Zaif は、ハッキングによって顧客・自己資産の両方を合わせ70億円ほどの仮想通貨を消失させたのは記憶に新しい。そして、ハッキングが行われたという公表とともに、フィスコの傘下となったことも発表している。

 

しかし、ハッキングの原因や顧客への対応などにおいて未だに会見などは行われておらず、状況の説明もない。そして、金融庁は事態を重く受け止め3度目の業務改善命令をZaifに下した。

 

・金融庁の業務改善命令について

金融庁の監査は、2018年に入ってからより厳しくなった。
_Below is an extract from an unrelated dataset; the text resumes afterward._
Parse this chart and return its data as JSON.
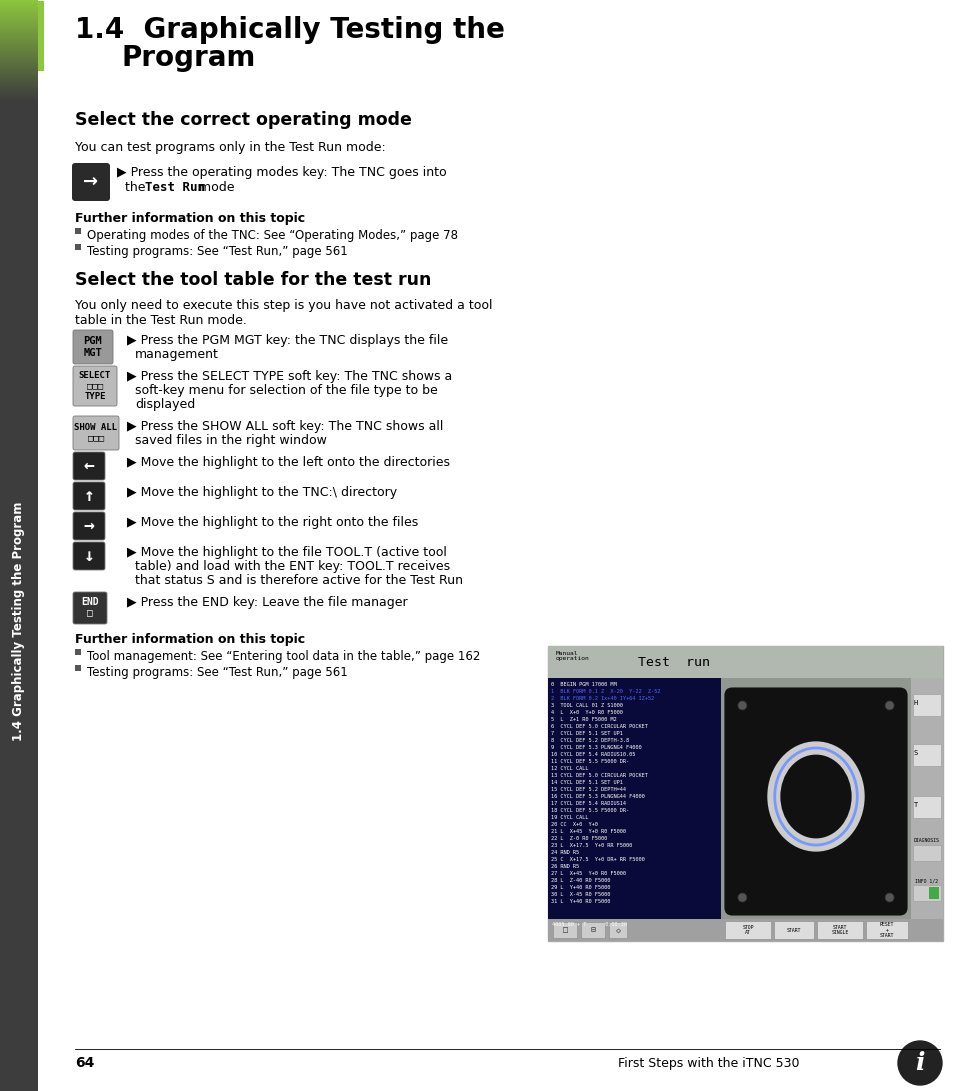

もちろん、 Coincheck のハッキング事件がきっかけとも受け止められるものの、仮想通貨交換事業者に対する取り締まりや監視は必要なものだ。

 

その上で金融庁は、登録業者を含んだ仮想通貨交換事業者に対しても業務改善命令を出している。 Zaif に関しては2回とも同じような理由であり、簡潔に言えば、業務改善命令を受けても業務を改善出来てなかったと言える内容だった。

 

加えて言えば、今回のフィスコによるZaifの買収においても金融庁への具体的な報告はなく、たとえ50億円の出資が事実だとしても関係者への対応は非常にまずいものだと言わざるをえない。

 

日本の仮想通貨交換事業者の中には、金融業で大きく成功を収めたものも少なくない。しかし、2017年において日本国内でもトップクラスの取引高を誇っていた Bitflyer、coincheck、Zaifは3社とも何らかの指導を金融庁から受けている。

 

金融庁の監査が厳しいとの声もあるものの、金融庁の報告を見てみると危うい経営体制や顧客の情報処理など企業としてあってはならいなものも少なくない。

 

今後、日本の仮想通貨市場においては、法的な規制が強まる事は懸念材料の1つだ。最悪の場合、日本の仮想通貨市場が世界から遅れを取ったうえで縮小することが身に見えているからだ。ブロックチェーンの国内利用などにおいても、海外では政府単位で進んでいる技術開発は日本においては望めないと言っても過言ではない。その為、仮想通貨の価値のみでなく、日本の仮想通貨市場の規制案などについても細かくチェックしておこう。